In 1506 the French occupiers of Milan requested Leonardo’s return to that city, and for two years he travelled repeatedly between Florence and Milan. While this was an unsettled period artistically, he threw himself into the study of subjects such as anatomy and botany, heralding his greatest scientific achievements over the next five years. 

The head of St Anne, c.1510-15 (RCIN 912533)©

Milan, 1506/8-1513, and Rome, 1513-1516 

Leonardo served the French court in Milan for much of the next seven years. While he did turn his hand to some paintings (notably the St Anne, possibly for the King of France), Leonardo was now working more as a designer and scientist. His intended treatise on painting, begun 20 years earlier, had spawned several distinct strands of investigation – optics, water, the figure in motion, and especially anatomy.  
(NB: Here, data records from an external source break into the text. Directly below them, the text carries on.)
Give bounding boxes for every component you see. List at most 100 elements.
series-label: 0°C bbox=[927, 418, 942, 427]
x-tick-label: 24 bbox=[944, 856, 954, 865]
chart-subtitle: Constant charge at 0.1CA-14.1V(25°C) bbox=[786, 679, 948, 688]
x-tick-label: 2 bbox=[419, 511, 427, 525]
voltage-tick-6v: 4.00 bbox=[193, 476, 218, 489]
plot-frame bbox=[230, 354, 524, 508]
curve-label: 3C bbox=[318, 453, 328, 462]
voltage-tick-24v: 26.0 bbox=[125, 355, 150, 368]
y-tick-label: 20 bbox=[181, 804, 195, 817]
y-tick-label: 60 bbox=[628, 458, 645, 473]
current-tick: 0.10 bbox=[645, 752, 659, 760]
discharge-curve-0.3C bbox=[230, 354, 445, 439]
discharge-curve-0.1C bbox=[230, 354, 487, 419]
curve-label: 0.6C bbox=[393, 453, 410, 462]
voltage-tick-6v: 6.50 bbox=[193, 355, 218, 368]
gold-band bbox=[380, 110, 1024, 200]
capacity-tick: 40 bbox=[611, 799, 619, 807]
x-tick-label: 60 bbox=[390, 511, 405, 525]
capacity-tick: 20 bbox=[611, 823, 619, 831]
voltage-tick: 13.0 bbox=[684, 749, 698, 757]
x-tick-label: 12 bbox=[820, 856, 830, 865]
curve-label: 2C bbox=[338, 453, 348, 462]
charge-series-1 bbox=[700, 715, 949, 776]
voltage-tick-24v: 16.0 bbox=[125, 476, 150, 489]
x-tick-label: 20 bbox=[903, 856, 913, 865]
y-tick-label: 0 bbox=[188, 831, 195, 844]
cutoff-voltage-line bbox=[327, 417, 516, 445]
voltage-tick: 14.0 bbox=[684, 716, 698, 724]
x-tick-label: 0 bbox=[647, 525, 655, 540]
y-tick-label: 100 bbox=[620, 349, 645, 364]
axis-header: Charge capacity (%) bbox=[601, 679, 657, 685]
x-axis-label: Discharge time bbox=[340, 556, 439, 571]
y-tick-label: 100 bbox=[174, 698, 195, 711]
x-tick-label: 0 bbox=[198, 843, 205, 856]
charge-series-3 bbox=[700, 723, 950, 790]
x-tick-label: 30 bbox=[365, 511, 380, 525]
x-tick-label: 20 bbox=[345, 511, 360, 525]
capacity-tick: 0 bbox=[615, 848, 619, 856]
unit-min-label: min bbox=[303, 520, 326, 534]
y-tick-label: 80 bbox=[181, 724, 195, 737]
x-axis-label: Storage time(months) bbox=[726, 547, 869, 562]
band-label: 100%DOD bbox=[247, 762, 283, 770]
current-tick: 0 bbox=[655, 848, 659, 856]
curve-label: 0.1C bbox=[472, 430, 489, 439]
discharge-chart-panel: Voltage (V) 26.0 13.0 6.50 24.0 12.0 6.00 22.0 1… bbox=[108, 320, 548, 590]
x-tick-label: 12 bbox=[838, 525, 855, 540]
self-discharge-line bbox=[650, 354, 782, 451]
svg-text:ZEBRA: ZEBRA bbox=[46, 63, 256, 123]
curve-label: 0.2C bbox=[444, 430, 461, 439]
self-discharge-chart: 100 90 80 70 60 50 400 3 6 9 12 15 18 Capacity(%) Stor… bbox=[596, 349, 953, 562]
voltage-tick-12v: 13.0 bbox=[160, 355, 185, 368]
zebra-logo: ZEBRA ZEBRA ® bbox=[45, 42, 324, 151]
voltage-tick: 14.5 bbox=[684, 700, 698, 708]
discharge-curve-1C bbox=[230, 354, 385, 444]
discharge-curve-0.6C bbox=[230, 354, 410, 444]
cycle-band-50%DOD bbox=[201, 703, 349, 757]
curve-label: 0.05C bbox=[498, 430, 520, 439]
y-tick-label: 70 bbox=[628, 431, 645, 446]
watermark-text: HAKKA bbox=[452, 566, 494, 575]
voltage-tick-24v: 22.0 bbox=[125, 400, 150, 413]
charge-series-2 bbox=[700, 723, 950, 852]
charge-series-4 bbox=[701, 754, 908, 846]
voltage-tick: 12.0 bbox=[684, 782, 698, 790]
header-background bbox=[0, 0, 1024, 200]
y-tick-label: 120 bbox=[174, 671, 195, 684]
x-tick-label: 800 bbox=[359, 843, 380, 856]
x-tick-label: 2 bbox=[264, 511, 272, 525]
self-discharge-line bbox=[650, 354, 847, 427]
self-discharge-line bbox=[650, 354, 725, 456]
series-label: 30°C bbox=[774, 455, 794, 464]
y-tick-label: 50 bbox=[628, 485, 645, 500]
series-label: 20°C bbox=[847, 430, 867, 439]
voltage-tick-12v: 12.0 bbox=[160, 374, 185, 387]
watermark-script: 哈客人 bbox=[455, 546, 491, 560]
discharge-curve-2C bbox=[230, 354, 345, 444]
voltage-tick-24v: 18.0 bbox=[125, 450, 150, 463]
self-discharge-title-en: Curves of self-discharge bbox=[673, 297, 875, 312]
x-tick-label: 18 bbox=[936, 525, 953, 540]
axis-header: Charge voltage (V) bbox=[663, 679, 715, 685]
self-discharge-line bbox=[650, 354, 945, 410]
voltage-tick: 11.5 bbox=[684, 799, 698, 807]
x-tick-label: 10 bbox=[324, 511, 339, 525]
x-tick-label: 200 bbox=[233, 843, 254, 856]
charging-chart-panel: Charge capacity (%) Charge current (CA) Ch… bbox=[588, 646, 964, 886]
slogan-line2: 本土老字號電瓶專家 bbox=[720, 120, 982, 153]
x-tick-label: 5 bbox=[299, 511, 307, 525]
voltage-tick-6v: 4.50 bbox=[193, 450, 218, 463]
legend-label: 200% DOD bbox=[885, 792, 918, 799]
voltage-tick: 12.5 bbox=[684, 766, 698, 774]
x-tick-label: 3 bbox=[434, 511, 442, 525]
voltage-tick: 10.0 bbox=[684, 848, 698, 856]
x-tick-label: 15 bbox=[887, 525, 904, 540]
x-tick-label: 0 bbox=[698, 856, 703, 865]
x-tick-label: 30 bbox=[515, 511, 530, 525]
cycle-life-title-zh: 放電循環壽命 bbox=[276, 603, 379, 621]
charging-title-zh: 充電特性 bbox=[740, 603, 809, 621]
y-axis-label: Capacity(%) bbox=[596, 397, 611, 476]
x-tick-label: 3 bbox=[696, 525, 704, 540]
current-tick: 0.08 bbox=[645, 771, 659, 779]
But once again military strife disrupted Leonardo’s work. The French were ousted from Milan, and in 1513 Leonardo abandoned Milan for Rome. He was based there for the next three years but achieved little of note, and in 1516 he left Italy forever, and moved to France.  

 

France, 1516-1519 

In late 1516, aged 64, Leonardo accepted an offer of employment at the court of the young King Francis I. He moved from Rome to Amboise in central France, where he held a privileged position as painter, engineer and architect to the king. Leonardo was an adornment to the court and served the king primarily as a designer – of architecture, costumes, festivals, and another equestrian monument. 

 

A costume study for a masque, c.1517-18 (RCIN 912575) Young man wearing masquerade costume.jpg

But Leonardo’s health was deteriorating and in October 1517 he was reported to have a paralysed right arm, perhaps from a stroke. He became increasingly obsessed by visions of a vast tempest overwhelming the earth and made a long sequence of drawings of this apocalyptic deluge. 

Leonardo died at Amboise in France on 2 May 1519, aged 67. He took care to preserve his legacy, leaving his drawings – 2000 or more loose sheets – and dozens of notebooks to his pupil Francesco Melzi.  

Many of these drawings and notes have survived to the present day, but they were widely published and understood only from the late 19th century. We now have a greater understanding of Leonardo’s life, work and thought than at any time since his death. His remarkable drawings allow an insight into one of the greatest minds of the Renaissance.